Taking a cue from the US, India is seriously looking at the unconventional shale gas, which, if successful, could mean a substantial improvement in the country’s energy outlook within the next few years. The government is gearing up with policy guidelines for shale gas exploitation and auction shale gas blocks within the next two years, even as various E&P players are moving ahead with their pilot projects. ONGC has tied up with Schlumberger for a pilot project in Damodar valley at a capital cost of Rs 128 crore. Similarly, Oil India has initiated a project in Assam, while Reliance Industries is active in Cambay basin.
However, the project timelines are not short. ONGC, which has been researching shale gas in India since 2006, is expected to spend the next two years gathering geological data in its Damodar valley field, followed by drilling and resource estimation by 2013. In 2014 the company will be able to assess the feasibility and consider production from this pilot project.
While state-owned players are trying to source shale gas technologies from foreign players, Reliance Industries has chosen to learn the trade by working on live projects. RIL has agreed to invest over $3.1 billion in two separate deals over the next four years to garner 3,08,000 acres of shale in the US.
Shale is a common rock found across the world and the petroleum explorers are well aware of hydrocarbon deposits trapped in it for a long time.

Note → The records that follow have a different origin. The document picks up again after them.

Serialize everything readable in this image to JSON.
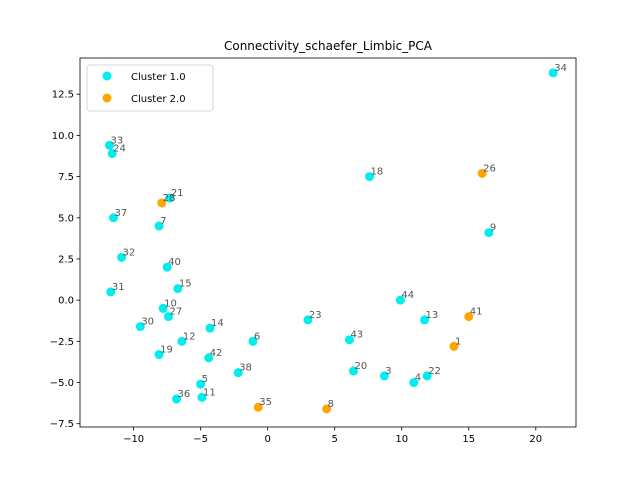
{
  "chart_data": {
    "type": "scatter",
    "title": "Connectivity_schaefer_Limbic_PCA",
    "xlabel": "",
    "ylabel": "",
    "xlim": [
      -14,
      23
    ],
    "ylim": [
      -7.7,
      14.7
    ],
    "x_ticks": [
      -10,
      -5,
      0,
      5,
      10,
      15,
      20
    ],
    "x_tick_labels": [
      "−10",
      "−5",
      "0",
      "5",
      "10",
      "15",
      "20"
    ],
    "y_ticks": [
      -7.5,
      -5.0,
      -2.5,
      0.0,
      2.5,
      5.0,
      7.5,
      10.0,
      12.5
    ],
    "y_tick_labels": [
      "−7.5",
      "−5.0",
      "−2.5",
      "0.0",
      "2.5",
      "5.0",
      "7.5",
      "10.0",
      "12.5"
    ],
    "grid": false,
    "legend_position": "top-left",
    "colors": {
      "Cluster 1.0": "#00eeee",
      "Cluster 2.0": "#ffa500"
    },
    "series": [
      {
        "name": "Cluster 1.0",
        "points": [
          {
            "label": "34",
            "x": 21.3,
            "y": 13.8
          },
          {
            "label": "33",
            "x": -11.8,
            "y": 9.4
          },
          {
            "label": "24",
            "x": -11.6,
            "y": 8.9
          },
          {
            "label": "18",
            "x": 7.6,
            "y": 7.5
          },
          {
            "label": "21",
            "x": -7.3,
            "y": 6.2
          },
          {
            "label": "37",
            "x": -11.5,
            "y": 5.0
          },
          {
            "label": "7",
            "x": -8.1,
            "y": 4.5
          },
          {
            "label": "9",
            "x": 16.5,
            "y": 4.1
          },
          {
            "label": "32",
            "x": -10.9,
            "y": 2.6
          },
          {
            "label": "40",
            "x": -7.5,
            "y": 2.0
          },
          {
            "label": "15",
            "x": -6.7,
            "y": 0.7
          },
          {
            "label": "31",
            "x": -11.7,
            "y": 0.5
          },
          {
            "label": "44",
            "x": 9.9,
            "y": 0.0
          },
          {
            "label": "10",
            "x": -7.8,
            "y": -0.5
          },
          {
            "label": "27",
            "x": -7.4,
            "y": -1.0
          },
          {
            "label": "13",
            "x": 11.7,
            "y": -1.2
          },
          {
            "label": "23",
            "x": 3.0,
            "y": -1.2
          },
          {
            "label": "30",
            "x": -9.5,
            "y": -1.6
          },
          {
            "label": "14",
            "x": -4.3,
            "y": -1.7
          },
          {
            "label": "43",
            "x": 6.1,
            "y": -2.4
          },
          {
            "label": "12",
            "x": -6.4,
            "y": -2.5
          },
          {
            "label": "6",
            "x": -1.1,
            "y": -2.5
          },
          {
            "label": "19",
            "x": -8.1,
            "y": -3.3
          },
          {
            "label": "42",
            "x": -4.4,
            "y": -3.5
          },
          {
            "label": "20",
            "x": 6.4,
            "y": -4.3
          },
          {
            "label": "38",
            "x": -2.2,
            "y": -4.4
          },
          {
            "label": "3",
            "x": 8.7,
            "y": -4.6
          },
          {
            "label": "22",
            "x": 11.9,
            "y": -4.6
          },
          {
            "label": "4",
            "x": 10.9,
            "y": -5.0
          },
          {
            "label": "5",
            "x": -5.0,
            "y": -5.1
          },
          {
            "label": "36",
            "x": -6.8,
            "y": -6.0
          },
          {
            "label": "11",
            "x": -4.9,
            "y": -5.9
          }
        ]
      },
      {
        "name": "Cluster 2.0",
        "points": [
          {
            "label": "26",
            "x": 16.0,
            "y": 7.7
          },
          {
            "label": "28",
            "x": -7.9,
            "y": 5.9
          },
          {
            "label": "41",
            "x": 15.0,
            "y": -1.0
          },
          {
            "label": "1",
            "x": 13.9,
            "y": -2.8
          },
          {
            "label": "35",
            "x": -0.7,
            "y": -6.5
          },
          {
            "label": "8",
            "x": 4.4,
            "y": -6.6
          }
        ]
      }
    ]
  }
}
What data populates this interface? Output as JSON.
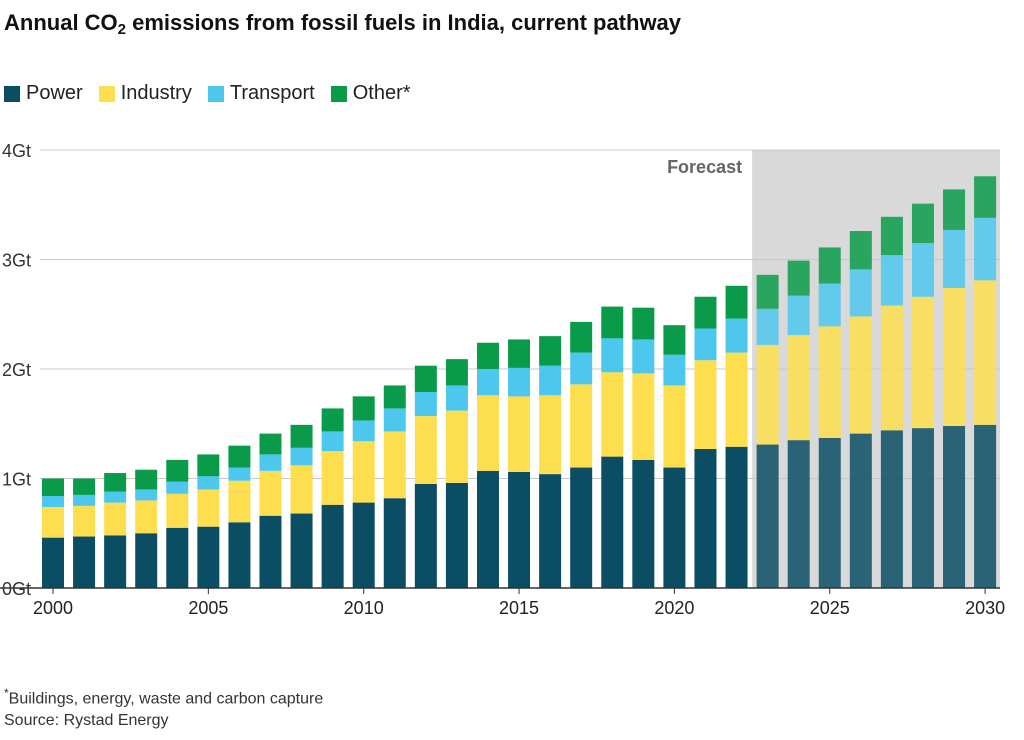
{
  "title_main": "Annual CO",
  "title_sub": "2",
  "title_rest": " emissions from fossil fuels in India, current pathway",
  "footnote_marker": "*",
  "footnote": "Buildings, energy, waste and carbon capture",
  "source": "Source: Rystad Energy",
  "colors": {
    "Power": "#0b4d63",
    "Industry": "#fdde4e",
    "Transport": "#4dc7ee",
    "Other*": "#0a9b4a",
    "forecast_shade": "#d9d9d9",
    "grid": "#c8c8c8"
  },
  "chart_data": {
    "type": "bar",
    "stacked": true,
    "ylim": [
      0,
      4
    ],
    "yticks": [
      "0Gt",
      "1Gt",
      "2Gt",
      "3Gt",
      "4Gt"
    ],
    "xticks": [
      "2000",
      "2005",
      "2010",
      "2015",
      "2020",
      "2025",
      "2030"
    ],
    "forecast_label": "Forecast",
    "forecast_start": 2023,
    "categories": [
      2000,
      2001,
      2002,
      2003,
      2004,
      2005,
      2006,
      2007,
      2008,
      2009,
      2010,
      2011,
      2012,
      2013,
      2014,
      2015,
      2016,
      2017,
      2018,
      2019,
      2020,
      2021,
      2022,
      2023,
      2024,
      2025,
      2026,
      2027,
      2028,
      2029,
      2030
    ],
    "series": [
      {
        "name": "Power",
        "values": [
          0.46,
          0.47,
          0.48,
          0.5,
          0.55,
          0.56,
          0.6,
          0.66,
          0.68,
          0.76,
          0.78,
          0.82,
          0.95,
          0.96,
          1.07,
          1.06,
          1.04,
          1.1,
          1.2,
          1.17,
          1.1,
          1.27,
          1.29,
          1.31,
          1.35,
          1.37,
          1.41,
          1.44,
          1.46,
          1.48,
          1.49
        ]
      },
      {
        "name": "Industry",
        "values": [
          0.28,
          0.28,
          0.3,
          0.3,
          0.31,
          0.34,
          0.38,
          0.41,
          0.44,
          0.49,
          0.56,
          0.61,
          0.62,
          0.66,
          0.69,
          0.69,
          0.72,
          0.76,
          0.77,
          0.79,
          0.75,
          0.81,
          0.86,
          0.91,
          0.96,
          1.02,
          1.07,
          1.14,
          1.2,
          1.26,
          1.32
        ]
      },
      {
        "name": "Transport",
        "values": [
          0.1,
          0.1,
          0.1,
          0.1,
          0.11,
          0.12,
          0.12,
          0.15,
          0.16,
          0.18,
          0.19,
          0.21,
          0.22,
          0.23,
          0.24,
          0.26,
          0.27,
          0.29,
          0.31,
          0.31,
          0.28,
          0.29,
          0.31,
          0.33,
          0.36,
          0.39,
          0.43,
          0.46,
          0.49,
          0.53,
          0.57
        ]
      },
      {
        "name": "Other*",
        "values": [
          0.16,
          0.15,
          0.17,
          0.18,
          0.2,
          0.2,
          0.2,
          0.19,
          0.21,
          0.21,
          0.22,
          0.21,
          0.24,
          0.24,
          0.24,
          0.26,
          0.27,
          0.28,
          0.29,
          0.29,
          0.27,
          0.29,
          0.3,
          0.31,
          0.32,
          0.33,
          0.35,
          0.35,
          0.36,
          0.37,
          0.38
        ]
      }
    ]
  }
}
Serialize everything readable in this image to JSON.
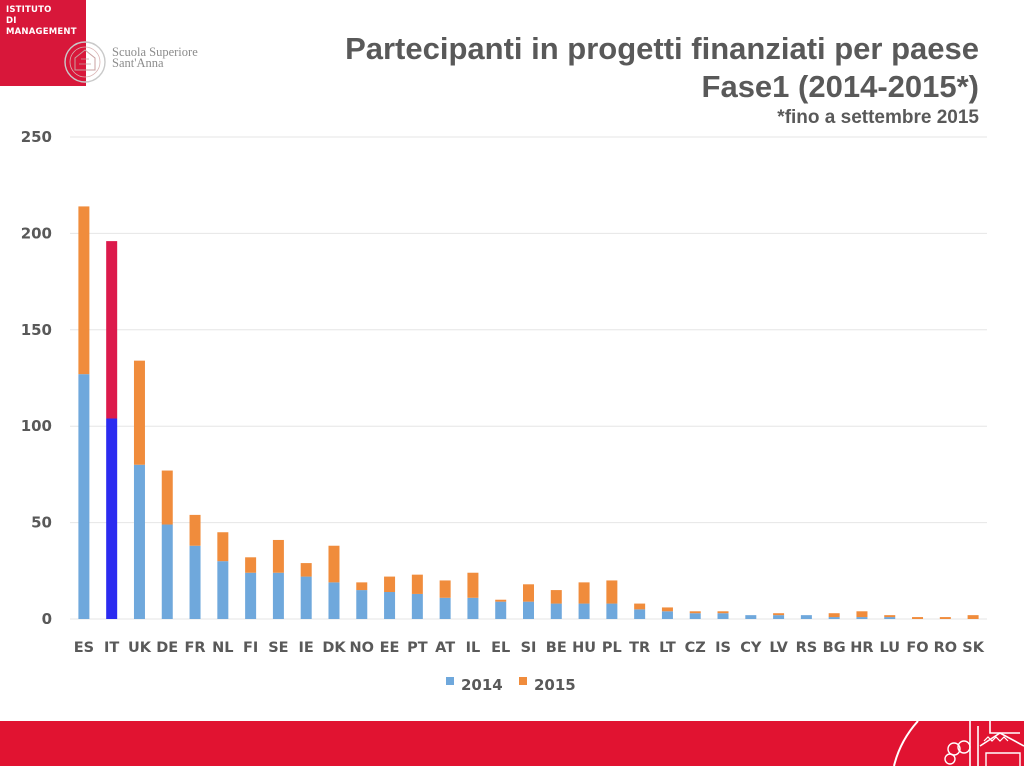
{
  "header": {
    "institute_line1": "ISTITUTO",
    "institute_line2": "DI MANAGEMENT",
    "school_line1": "Scuola Superiore",
    "school_line2": "Sant'Anna"
  },
  "colors": {
    "brand_red": "#d8173a",
    "series_2014": "#6fa8dc",
    "series_2015": "#f08c3c",
    "highlight_2014": "#2b2bf0",
    "highlight_2015": "#dc1a4c",
    "gridline": "#e6e6e6",
    "text": "#595959"
  },
  "chart_data": {
    "type": "bar",
    "stacked": true,
    "title": "Partecipanti in progetti finanziati per paese",
    "subtitle": "Fase1 (2014-2015*)",
    "note": "*fino a settembre 2015",
    "xlabel": "",
    "ylabel": "",
    "ylim": [
      0,
      250
    ],
    "yticks": [
      0,
      50,
      100,
      150,
      200,
      250
    ],
    "grid": true,
    "legend_position": "bottom-center",
    "highlighted_category": "IT",
    "categories": [
      "ES",
      "IT",
      "UK",
      "DE",
      "FR",
      "NL",
      "FI",
      "SE",
      "IE",
      "DK",
      "NO",
      "EE",
      "PT",
      "AT",
      "IL",
      "EL",
      "SI",
      "BE",
      "HU",
      "PL",
      "TR",
      "LT",
      "CZ",
      "IS",
      "CY",
      "LV",
      "RS",
      "BG",
      "HR",
      "LU",
      "FO",
      "RO",
      "SK"
    ],
    "series": [
      {
        "name": "2014",
        "values": [
          127,
          104,
          80,
          49,
          38,
          30,
          24,
          24,
          22,
          19,
          15,
          14,
          13,
          11,
          11,
          9,
          9,
          8,
          8,
          8,
          5,
          4,
          3,
          3,
          2,
          2,
          2,
          1,
          1,
          1,
          0,
          0,
          0
        ]
      },
      {
        "name": "2015",
        "values": [
          87,
          92,
          54,
          28,
          16,
          15,
          8,
          17,
          7,
          19,
          4,
          8,
          10,
          9,
          13,
          1,
          9,
          7,
          11,
          12,
          3,
          2,
          1,
          1,
          0,
          1,
          0,
          2,
          3,
          1,
          1,
          1,
          2
        ]
      }
    ]
  }
}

But its exploitation was considered impossible due to the solid nature of shale that prevented hydrocarbons to flow up. With development of newer drilling techniques in the past few years, it has become possible to tap this energy reserve.
The US is today witnessing excessive availability of natural gas, which is depressing its imports, increasing its inventories and pressurising prices.
A number of Indian sedimentary basins, including the hydrocarbon bearing ones — Cambay, Assam and Damodar — are bestowed with thick sequences of shale. Though not all shales are good candidates for shale gas exploration, substantial potential for gas from shale is expected from these basins.
ONGC informed that parameters like productive shale volumes, gas content, thermal maturity, type and amount of organic matter, lithology & extent, mineralogy and saturation, need to be assessed before shale formation can be considered promising. While learning the technology to exploit these shale gas reserves is a key hurdle, lack of transporting and storage infrastructure for natural gas and policy framework are other impediments. The entire shale gas exploitation process also carries a number of environmental risks which need to be addressed for sustainable growth.
Although it is too early, India’s ability to successfully exploit shale gas could go a long way in supporting its future growth. A home-grown remedy to domestic energy needs could indeed be the key in sustaining economic growth and strengthen India’s position in global economics.